Past cooperation by the Big Three has hardly produced a cornucopia of invention. In 1969, the Justice Dept. sued the auto companies and American Motors Corp. over their joint work on pollution controls, charging that they "collectively did all in their power to delay such research, development, manufacturing, and installation." The civil antitrust suit was settled when the auto manufacturers, without admitting wrongdoing, agreed to stop working together for 18 years--a prohibition that didn't expire until 1987.The next frontier--joint manufacturing--will open new opportunities for abuse or bungling. All of the Big Three have deals with foreign auto makers, and they want to do more with one another. Soon they probably will: Congress is likely to pass a bill this session to lower antitrust barriers to such ventures. It would reduce penalties on owners of joint ventures that are found guilty of antitrust behavior and make it easier for them to defend themselves. President Clinton has endorsed the bill, as has the National Association of Manufacturers.

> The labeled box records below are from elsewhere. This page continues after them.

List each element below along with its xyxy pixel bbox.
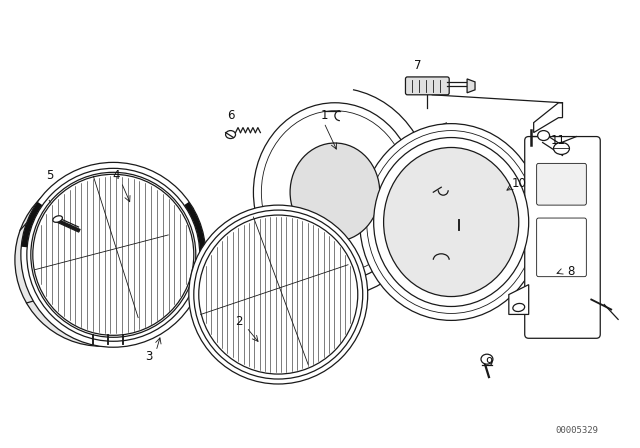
Text: 5: 5 — [46, 169, 53, 182]
FancyBboxPatch shape — [525, 137, 600, 338]
FancyBboxPatch shape — [406, 77, 449, 95]
Ellipse shape — [53, 216, 63, 222]
Ellipse shape — [31, 172, 196, 337]
Ellipse shape — [383, 147, 519, 297]
Ellipse shape — [194, 210, 363, 379]
Text: 10: 10 — [511, 177, 526, 190]
Ellipse shape — [199, 215, 358, 374]
Text: 2: 2 — [235, 315, 243, 328]
Text: 6: 6 — [227, 109, 234, 122]
Ellipse shape — [225, 130, 236, 138]
Text: 9: 9 — [485, 356, 493, 369]
Text: 11: 11 — [551, 134, 566, 147]
Ellipse shape — [189, 205, 368, 384]
Ellipse shape — [367, 130, 536, 314]
Ellipse shape — [33, 174, 194, 335]
Ellipse shape — [27, 168, 200, 341]
Ellipse shape — [21, 162, 205, 347]
Ellipse shape — [360, 124, 543, 320]
Polygon shape — [534, 103, 563, 133]
Ellipse shape — [253, 103, 417, 282]
Text: 1: 1 — [320, 109, 328, 122]
Text: 7: 7 — [413, 60, 421, 73]
Ellipse shape — [15, 173, 188, 346]
Text: 00005329: 00005329 — [556, 426, 598, 435]
Text: 8: 8 — [567, 265, 574, 278]
Polygon shape — [467, 79, 475, 93]
FancyBboxPatch shape — [537, 218, 586, 277]
Text: 4: 4 — [113, 169, 120, 182]
Ellipse shape — [25, 183, 178, 336]
Ellipse shape — [513, 303, 525, 311]
Ellipse shape — [554, 142, 570, 155]
Ellipse shape — [538, 130, 550, 141]
Ellipse shape — [481, 354, 493, 364]
Ellipse shape — [374, 138, 529, 306]
Text: 3: 3 — [145, 350, 153, 363]
Polygon shape — [509, 284, 529, 314]
Ellipse shape — [290, 143, 380, 241]
FancyBboxPatch shape — [537, 164, 586, 205]
Ellipse shape — [261, 111, 408, 274]
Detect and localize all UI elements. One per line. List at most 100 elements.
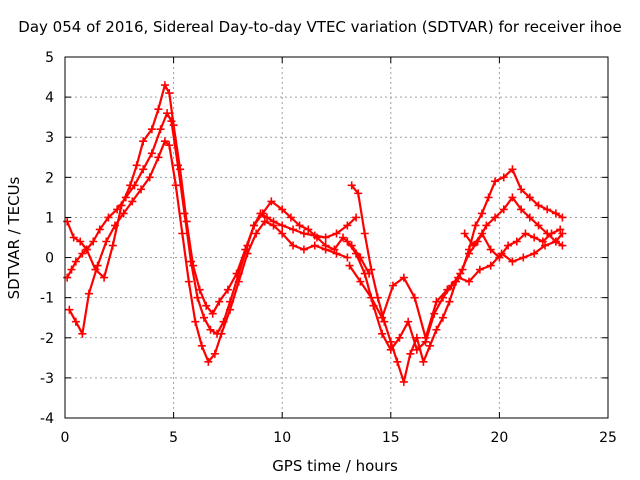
data-point <box>482 221 491 230</box>
data-point <box>478 209 487 218</box>
data-point <box>456 269 465 278</box>
series-line <box>463 228 562 259</box>
data-point <box>160 137 169 146</box>
y-tick-label: 4 <box>45 90 54 106</box>
data-point <box>147 125 156 134</box>
data-point <box>469 241 478 250</box>
data-point <box>360 269 369 278</box>
series-track-2 <box>65 137 352 366</box>
data-point <box>310 241 319 250</box>
data-point <box>534 221 543 230</box>
data-point <box>551 209 560 218</box>
data-point <box>356 277 365 286</box>
data-point <box>558 229 567 238</box>
data-point <box>519 253 528 262</box>
data-point <box>543 205 552 214</box>
data-point <box>367 265 376 274</box>
series-track-7 <box>460 225 565 262</box>
data-point <box>432 297 441 306</box>
data-point <box>186 257 195 266</box>
data-point <box>412 345 421 354</box>
data-point <box>345 261 354 270</box>
data-point <box>404 317 413 326</box>
series-track-4 <box>347 165 567 386</box>
data-point <box>332 249 341 258</box>
data-point <box>165 89 174 98</box>
data-point <box>367 293 376 302</box>
data-point <box>508 193 517 202</box>
data-point <box>67 265 76 274</box>
data-point <box>332 229 341 238</box>
data-point <box>286 213 295 222</box>
data-point <box>471 221 480 230</box>
tick-layer: -4 -3 -2 -1 0 1 2 3 4 5 0 5 10 15 20 25 <box>40 50 617 446</box>
data-point <box>486 261 495 270</box>
data-point <box>547 229 556 238</box>
data-point <box>154 153 163 162</box>
y-tick-label: 1 <box>45 210 54 226</box>
data-point <box>84 289 93 298</box>
data-point <box>538 237 547 246</box>
data-point <box>169 121 178 130</box>
data-point <box>499 173 508 182</box>
data-point <box>132 161 141 170</box>
data-point <box>395 333 404 342</box>
data-point <box>278 205 287 214</box>
x-tick-label: 0 <box>61 430 70 446</box>
data-point <box>182 217 191 226</box>
data-point <box>210 349 219 358</box>
data-point <box>525 193 534 202</box>
x-tick-label: 20 <box>490 430 508 446</box>
x-tick-label: 15 <box>382 430 400 446</box>
data-point <box>262 213 271 222</box>
series-track-3 <box>63 81 374 318</box>
data-point <box>89 237 98 246</box>
data-point <box>380 317 389 326</box>
data-point <box>454 273 463 282</box>
data-point <box>278 229 287 238</box>
data-point <box>517 205 526 214</box>
data-point <box>304 225 313 234</box>
data-point <box>438 313 447 322</box>
data-point <box>484 193 493 202</box>
data-point <box>139 165 148 174</box>
y-tick-label: 2 <box>45 170 54 186</box>
y-tick-label: 0 <box>45 251 54 267</box>
data-point <box>556 225 565 234</box>
grid-layer <box>65 57 608 418</box>
data-point <box>226 305 235 314</box>
data-point <box>399 273 408 282</box>
data-point <box>460 229 469 238</box>
chart-title: Day 054 of 2016, Sidereal Day-to-day VTE… <box>18 18 621 36</box>
y-tick-label: -3 <box>40 371 54 387</box>
data-point <box>504 241 513 250</box>
data-point <box>289 241 298 250</box>
series-line <box>350 168 564 383</box>
data-point <box>215 297 224 306</box>
data-point <box>204 357 213 366</box>
data-point <box>464 277 473 286</box>
data-point <box>530 249 539 258</box>
y-axis-label: SDTVAR / TECUs <box>5 176 23 299</box>
data-point <box>299 245 308 254</box>
data-point <box>176 165 185 174</box>
data-point <box>119 209 128 218</box>
data-point <box>491 177 500 186</box>
data-point <box>63 273 72 282</box>
series-track-5 <box>343 193 567 354</box>
data-point <box>486 245 495 254</box>
data-point <box>352 213 361 222</box>
data-point <box>406 349 415 358</box>
data-point <box>475 265 484 274</box>
data-point <box>299 229 308 238</box>
data-point <box>154 105 163 114</box>
series-track-6 <box>345 237 567 342</box>
data-point <box>517 185 526 194</box>
data-point <box>425 341 434 350</box>
series-track-1 <box>63 109 361 338</box>
data-point <box>202 301 211 310</box>
y-tick-label: -1 <box>40 291 54 307</box>
data-point <box>200 313 209 322</box>
data-point <box>321 233 330 242</box>
data-point <box>352 249 361 258</box>
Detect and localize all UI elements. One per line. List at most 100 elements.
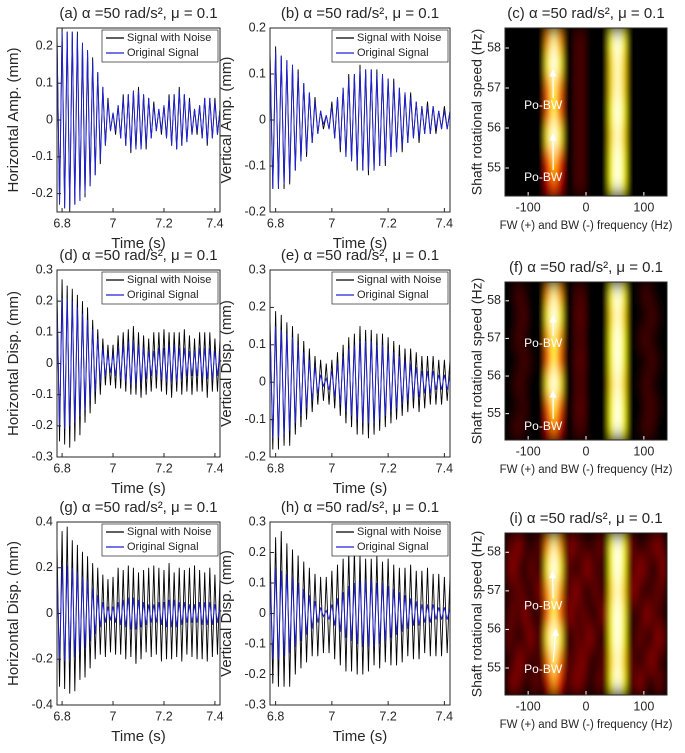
- x-tick-label: 7.4: [206, 709, 223, 723]
- heat-cell: [660, 147, 667, 173]
- heat-cell: [637, 417, 645, 440]
- heat-cell: [614, 147, 622, 173]
- heat-cell: [591, 417, 598, 440]
- heat-cell: [591, 326, 598, 351]
- heat-cell: [643, 123, 650, 149]
- heat-cell: [579, 625, 587, 650]
- heat-cell: [603, 28, 610, 53]
- legend-label: Original Signal: [357, 541, 429, 553]
- heat-cell: [631, 394, 639, 418]
- heat-cell: [660, 671, 667, 695]
- heat-cell: [579, 75, 587, 101]
- heat-cell: [550, 28, 558, 53]
- heat-cell: [620, 51, 627, 77]
- heat-cell: [539, 371, 546, 396]
- heat-cell: [510, 123, 517, 149]
- heat-cell: [505, 304, 512, 328]
- heat-cell: [585, 282, 593, 305]
- heat-cell: [603, 371, 610, 396]
- x-tick-label: 7.2: [379, 216, 396, 230]
- x-tick-label: 6.8: [53, 461, 70, 475]
- y-axis-label: Shaft rotational speed (Hz): [469, 278, 485, 445]
- heat-cell: [522, 304, 529, 328]
- heat-cell: [637, 282, 645, 305]
- heat-cell: [562, 349, 569, 373]
- heat-cell: [545, 671, 552, 695]
- heat-cell: [539, 555, 546, 580]
- heat-cell: [550, 326, 558, 351]
- heat-cell: [527, 99, 535, 125]
- heat-cell: [643, 147, 650, 173]
- heat-cell: [620, 648, 627, 673]
- heat-cell: [562, 578, 569, 603]
- heat-cell: [614, 349, 622, 373]
- heat-cell: [516, 99, 523, 125]
- heat-cell: [574, 625, 581, 650]
- heat-cell: [637, 147, 645, 173]
- y-tick-label: -0.1: [244, 636, 266, 650]
- heat-cell: [597, 625, 604, 650]
- y-tick-label: 57: [487, 331, 501, 345]
- heat-cell: [591, 555, 598, 580]
- heat-cell: [626, 555, 633, 580]
- heat-cell: [660, 123, 667, 149]
- heat-cell: [631, 75, 639, 101]
- heat-cell: [649, 578, 656, 603]
- heat-cell: [533, 349, 541, 373]
- x-axis-label: Time (s): [111, 235, 165, 252]
- heat-cell: [556, 533, 564, 557]
- heat-cell: [556, 99, 564, 125]
- heat-cell: [527, 282, 535, 305]
- heat-cell: [631, 625, 639, 650]
- heat-cell: [585, 394, 593, 418]
- heat-cell: [579, 304, 587, 328]
- heat-cell: [637, 555, 645, 580]
- heat-cell: [643, 75, 650, 101]
- y-tick-label: -0.2: [244, 667, 266, 681]
- heat-cell: [550, 671, 558, 695]
- heat-cell: [614, 123, 622, 149]
- heat-cell: [585, 75, 593, 101]
- heat-cell: [539, 394, 546, 418]
- heat-cell: [608, 602, 616, 626]
- heat-cell: [597, 123, 604, 149]
- chart-title: (b) α =50 rad/s², μ = 0.1: [281, 5, 439, 22]
- heat-cell: [556, 326, 564, 351]
- heat-cell: [562, 28, 569, 53]
- heat-cell: [585, 648, 593, 673]
- heat-cell: [649, 28, 656, 53]
- heat-cell: [585, 349, 593, 373]
- heat-cell: [527, 326, 535, 351]
- heat-cell: [545, 394, 552, 418]
- y-tick-label: -0.1: [31, 149, 53, 163]
- annotation-arrow: [549, 570, 557, 599]
- heat-cell: [643, 648, 650, 673]
- heat-cell: [510, 75, 517, 101]
- y-tick-label: 56: [487, 622, 501, 636]
- heat-cell: [539, 304, 546, 328]
- heat-cell: [631, 28, 639, 53]
- annotation: Po-BW: [524, 336, 563, 350]
- heat-cell: [649, 304, 656, 328]
- heat-cell: [649, 123, 656, 149]
- heat-cell: [568, 171, 575, 196]
- x-tick-label: -100: [516, 200, 541, 214]
- heat-cell: [637, 75, 645, 101]
- heat-cell: [568, 394, 575, 418]
- heat-cell: [533, 147, 541, 173]
- heat-cell: [614, 326, 622, 351]
- heat-cell: [597, 533, 604, 557]
- heat-cell: [527, 394, 535, 418]
- heat-cell: [620, 394, 627, 418]
- heat-cell: [655, 304, 662, 328]
- heat-cell: [585, 555, 593, 580]
- heat-cell: [597, 417, 604, 440]
- heat-cell: [522, 625, 529, 650]
- heat-cell: [545, 648, 552, 673]
- plot-frame: [56, 27, 221, 213]
- heat-cell: [643, 304, 650, 328]
- heat-cell: [556, 602, 564, 626]
- y-tick-label: 0.3: [249, 514, 266, 528]
- heat-cell: [505, 282, 512, 305]
- heat-cell: [597, 671, 604, 695]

WORLD-BEATERS. Is anyone skeptical? At least one senator is: Howard M. Metzenbaum (D-Ohio) was the lone dissenter when the Senate voted 96-1 last year for a similar measure. He says that antitrust laws already allow joint ventures that promote, not restrain, competition. He cites Michael E. Porter of Harvard business school, who says that companies become world-beaters by first competing vigorously at home.

Don't buy the argument that cooperation is necessary to meet the Japanese head-to-head, either. Japanese companies don't collaborate nearly as much as most Americans believe. Nissan Motor Co. and Toyota Motor Corp. didn't even discuss making an electric car jointly until they learned that the Big Three were considering it. Even now, says one executive, a Japanese deal is unlikely. "We would never expose our strengths and weaknesses at this stage," he says.

Collaboration between rivals does have a role in an era when research and manufacturing have become hugely expensive. But as companies get cozy, the government has to police against antitrust abuses. And the companies must ensure that cooperation makes their ability to compete in world markets stronger, not weaker.